Now we know what that plan will look like. News stories report that eight bishops have agreed to serve as “episcopal visitors” on her behalf. According to Episcopal Life Online,
Jefferts Schori's invitation to the eight bishops seeks to delegate the first of three primary canonical duties of the Presiding Bishop, that of visiting each of the Episcopal Church's 110 dioceses during each Presiding Bishop's nine-year term. The Presiding Bishop's other two principal canonical roles are to "take order" for ordaining and consecrating bishops, and to oversee certain disciplinary actions as needed.
Presumably, the other two “primary canonical duties” could be delegated on a case by case basis.
These are the bishops who have agreed to this role:
The eight are active diocesan bishops Frank Brookhart of Montana, Dorsey Henderson of Upper South Carolina (based in Columbia, S.C.), John Howe of Central Florida (based in Orlando), Gary Lillibridge of West Texas (based in San Antonio), Michael Smith of North Dakota, James Stanton of Dallas, and Geralyn Wolf of Rhode Island, together with retired Connecticut Bishop Clarence Coleridge.
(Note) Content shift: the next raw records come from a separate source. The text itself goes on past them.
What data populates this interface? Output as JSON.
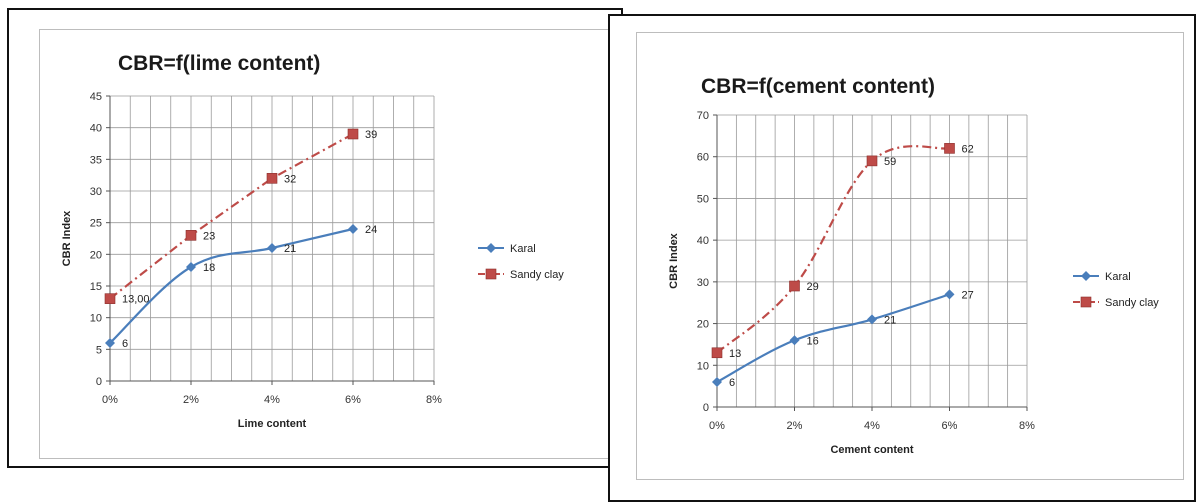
{
  "chart_data": [
    {
      "type": "line",
      "title": "CBR=f(lime content)",
      "xlabel": "Lime content",
      "ylabel": "CBR Index",
      "x_ticks": [
        "0%",
        "2%",
        "4%",
        "6%",
        "8%"
      ],
      "xlim": [
        0,
        8
      ],
      "ylim": [
        0,
        45
      ],
      "y_step": 5,
      "y_ticks": [
        "0",
        "5",
        "10",
        "15",
        "20",
        "25",
        "30",
        "35",
        "40",
        "45"
      ],
      "grid": true,
      "legend_position": "right",
      "series": [
        {
          "name": "Karal",
          "x": [
            0,
            2,
            4,
            6
          ],
          "y": [
            6,
            18,
            21,
            24
          ],
          "labels": [
            "6",
            "18",
            "21",
            "24"
          ],
          "color": "#4a7ebb",
          "marker": "diamond",
          "dash": "solid",
          "smooth": true
        },
        {
          "name": "Sandy clay",
          "x": [
            0,
            2,
            4,
            6
          ],
          "y": [
            13,
            23,
            32,
            39
          ],
          "labels": [
            "13,00",
            "23",
            "32",
            "39"
          ],
          "color": "#be4b48",
          "marker": "square",
          "dash": "dashdot",
          "smooth": false
        }
      ]
    },
    {
      "type": "line",
      "title": "CBR=f(cement content)",
      "xlabel": "Cement content",
      "ylabel": "CBR Index",
      "x_ticks": [
        "0%",
        "2%",
        "4%",
        "6%",
        "8%"
      ],
      "xlim": [
        0,
        8
      ],
      "ylim": [
        0,
        70
      ],
      "y_step": 10,
      "y_ticks": [
        "0",
        "10",
        "20",
        "30",
        "40",
        "50",
        "60",
        "70"
      ],
      "grid": true,
      "legend_position": "right",
      "series": [
        {
          "name": "Karal",
          "x": [
            0,
            2,
            4,
            6
          ],
          "y": [
            6,
            16,
            21,
            27
          ],
          "labels": [
            "6",
            "16",
            "21",
            "27"
          ],
          "color": "#4a7ebb",
          "marker": "diamond",
          "dash": "solid",
          "smooth": true
        },
        {
          "name": "Sandy clay",
          "x": [
            0,
            2,
            4,
            6
          ],
          "y": [
            13,
            29,
            59,
            62
          ],
          "labels": [
            "13",
            "29",
            "59",
            "62"
          ],
          "color": "#be4b48",
          "marker": "square",
          "dash": "dashdot",
          "smooth": true
        }
      ]
    }
  ]
}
There will, I’m sure, be intense discussion about these bishops. Two names stand out to me. The first is Bishop Geralyn Wolf of Rhode Island. She has participated in the meetings of the “Windsor Bishops” in Texas, and so would have credentials for some. At the same time, some of those bishops most vocal about a need for alternative oversight are also those who do not believe a woman ought to be ordained in any order.
Second, and perhaps more surprising, is the name of Bishop Stanton of Dallas. He has been a Network bishops from the beginning. At the same time, he has not moved in lockstep with other Network actions. Most critically, he has distanced himself from the requests for “alternative pastoral oversight.” Rather, he requested a “direct pastoral relationship” with Canterbury. In his address to the 2006 diocesan convention, he said,
“"Separation is not a strategy.... Those who are thinking about departing from the church are fulfilling, not Christ's call, but the world's expectations about the church — that we really cannot get along, even with each other."
His agreement to serve as an “episcopal visitor” would seem to bear that out in concrete terms.
Finally, we can note that this is in line with Designated Episcopal Pastoral Oversight (DEPO). DEPO has been approved by the House in the past, and has been recognized – arguably, endorsed – in the Windsor Report. So far it appears to have worked where both parties were willing to accept it. Providing a more formal structure for that might make it more attractive to those with some lingering concerns.
There will be a lot to talk about over the next few days, some things newsworthy, and some not. This is an interesting note on which to start.